Ultra-high molecular weight polyethylene (UHMWPE) is often used as a biomaterial component of hip and knee implants. Alpha-tocopherol (vitamin E) is an antioxidant that is sometimes diffused into the UHMWPE during the manufacturing process to help in eliminating free radicals and preventing these implants from oxidation.
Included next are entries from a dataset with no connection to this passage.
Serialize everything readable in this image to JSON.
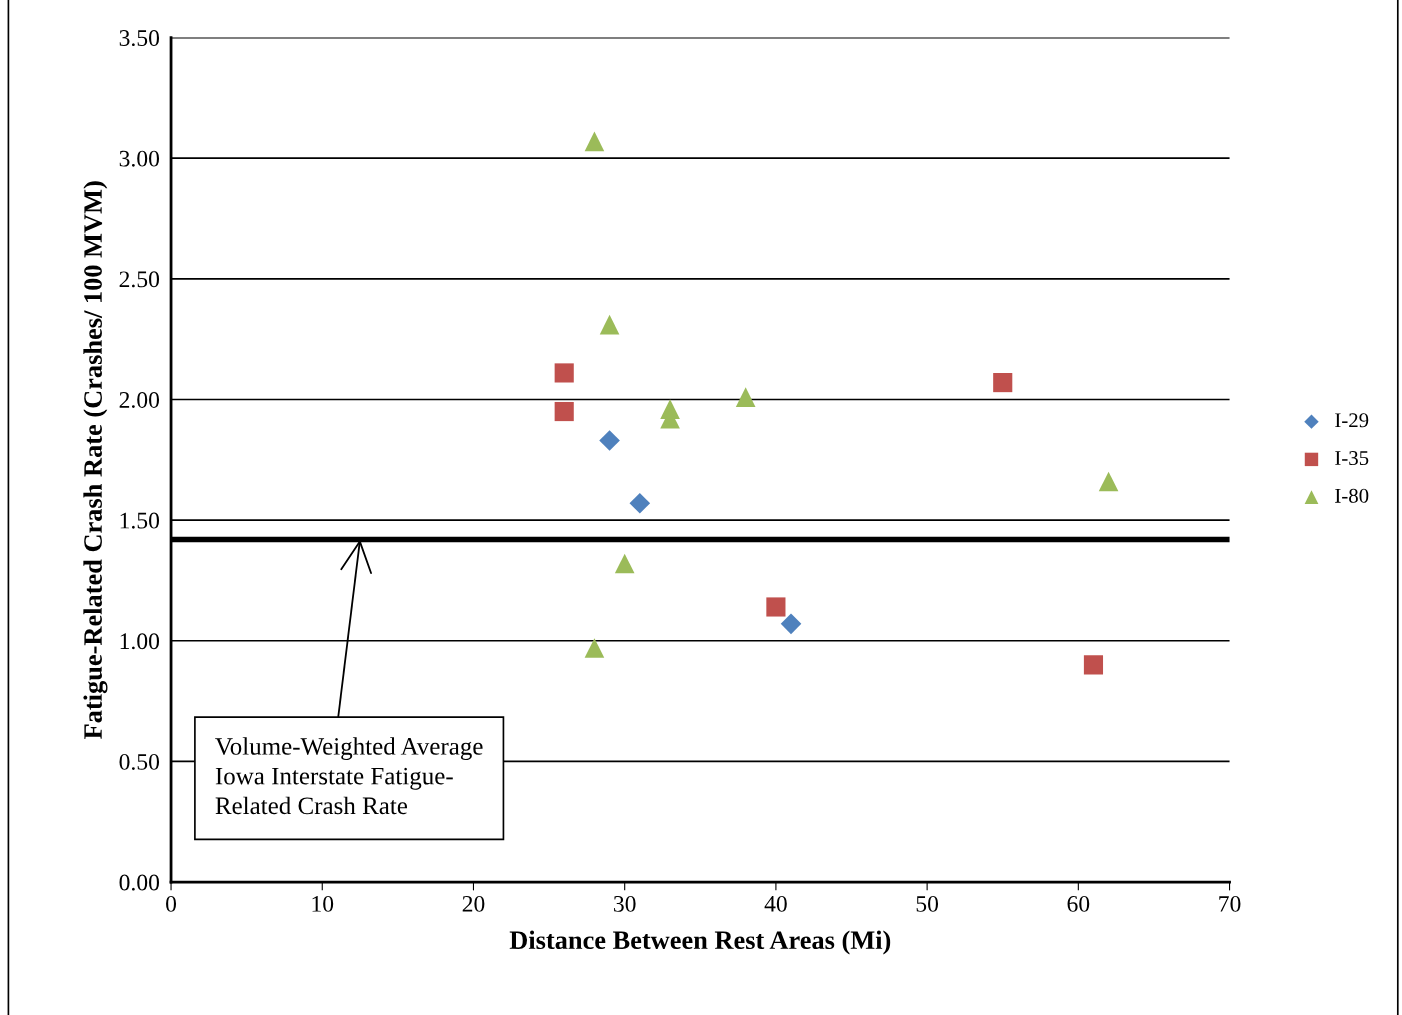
{
  "chart_data": {
    "type": "scatter",
    "xlabel": "Distance Between Rest Areas (Mi)",
    "ylabel": "Fatigue-Related Crash Rate (Crashes/ 100 MVM)",
    "xlim": [
      0,
      70
    ],
    "xticks": [
      0,
      10,
      20,
      30,
      40,
      50,
      60,
      70
    ],
    "ylim": [
      0,
      3.5
    ],
    "yticks": [
      {
        "value": 0,
        "label": "0.00"
      },
      {
        "value": 0.5,
        "label": "0.50"
      },
      {
        "value": 1,
        "label": "1.00"
      },
      {
        "value": 1.5,
        "label": "1.50"
      },
      {
        "value": 2,
        "label": "2.00"
      },
      {
        "value": 2.5,
        "label": "2.50"
      },
      {
        "value": 3,
        "label": "3.00"
      },
      {
        "value": 3.5,
        "label": "3.50"
      }
    ],
    "grid": "y",
    "legend": "right",
    "series": [
      {
        "name": "I-29",
        "color": "#4f81bd",
        "marker": "diamond",
        "x": [
          29,
          31,
          41
        ],
        "values": [
          1.83,
          1.57,
          1.07
        ]
      },
      {
        "name": "I-35",
        "color": "#c0504d",
        "marker": "square",
        "x": [
          26,
          26,
          55,
          40,
          61
        ],
        "values": [
          2.11,
          1.95,
          2.07,
          1.14,
          0.9
        ]
      },
      {
        "name": "I-80",
        "color": "#9bbb59",
        "marker": "triangle",
        "x": [
          28,
          29,
          33,
          33,
          38,
          62,
          30,
          28
        ],
        "values": [
          3.07,
          2.31,
          1.96,
          1.92,
          2.01,
          1.66,
          1.32,
          0.97
        ]
      }
    ],
    "ref_lines": [
      {
        "axis": "y",
        "value": 1.42,
        "color": "#000000"
      }
    ],
    "annotations": [
      {
        "text": "Volume-Weighted Average\nIowa Interstate Fatigue-\nRelated Crash Rate",
        "x": 12.5,
        "y": 1.42
      }
    ]
  }
}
In order to diffuse vitamin E into the UHMWPE, the UHMWPE is heated while submerged in a hot bath of vitamin E. The aim of this study is to investigate the effect of this heat on polyenyl radicals (CH[CHCH]m) with m>3, and oxygen-centered dienyl or trienyl radicals (OCH[CHCH]m) with m=2 or 3] and their correlation with the three phase morphology of irradiated, vitamin E-doped UHMWPE. Free radical analysis via electron spin resonance (ESR) reveal that heat involved during vitamin E diffusion is responsible for the decay of ∼98% of the primary trapped radicals, just as in the control samples without vitamin E. However, for vitamin E-doped UHMWPE, the vitamin E is then present for subsequent protection, and control samples (heated without vitamin E) suffer more during shelf-aging of 6months. Differential scanning calorimetry (DSC), wide angle X-ray scattering (WAXS), and Raman spectroscopic methods conclude that the % interphase contents of UHMWPE control samples are 9.70±1.00, 6.06±1.20, 2.61±0.80, and 1.50±0.71, while for vitamin E-doped samples are 15.43±1.66, 11.48±1.46, 7.74±1.54, and 5.54±1.31, for sample heated/doped for 10min, 30min, 1h, and 2h, respectively. Moreover, it is also found that the % interphase contents of UHMWPE are in direct correlation with total amount of residual radicals, and oxygen centered di- or tri-enyl radicals regardless of samples initial treatment before the shelf aging.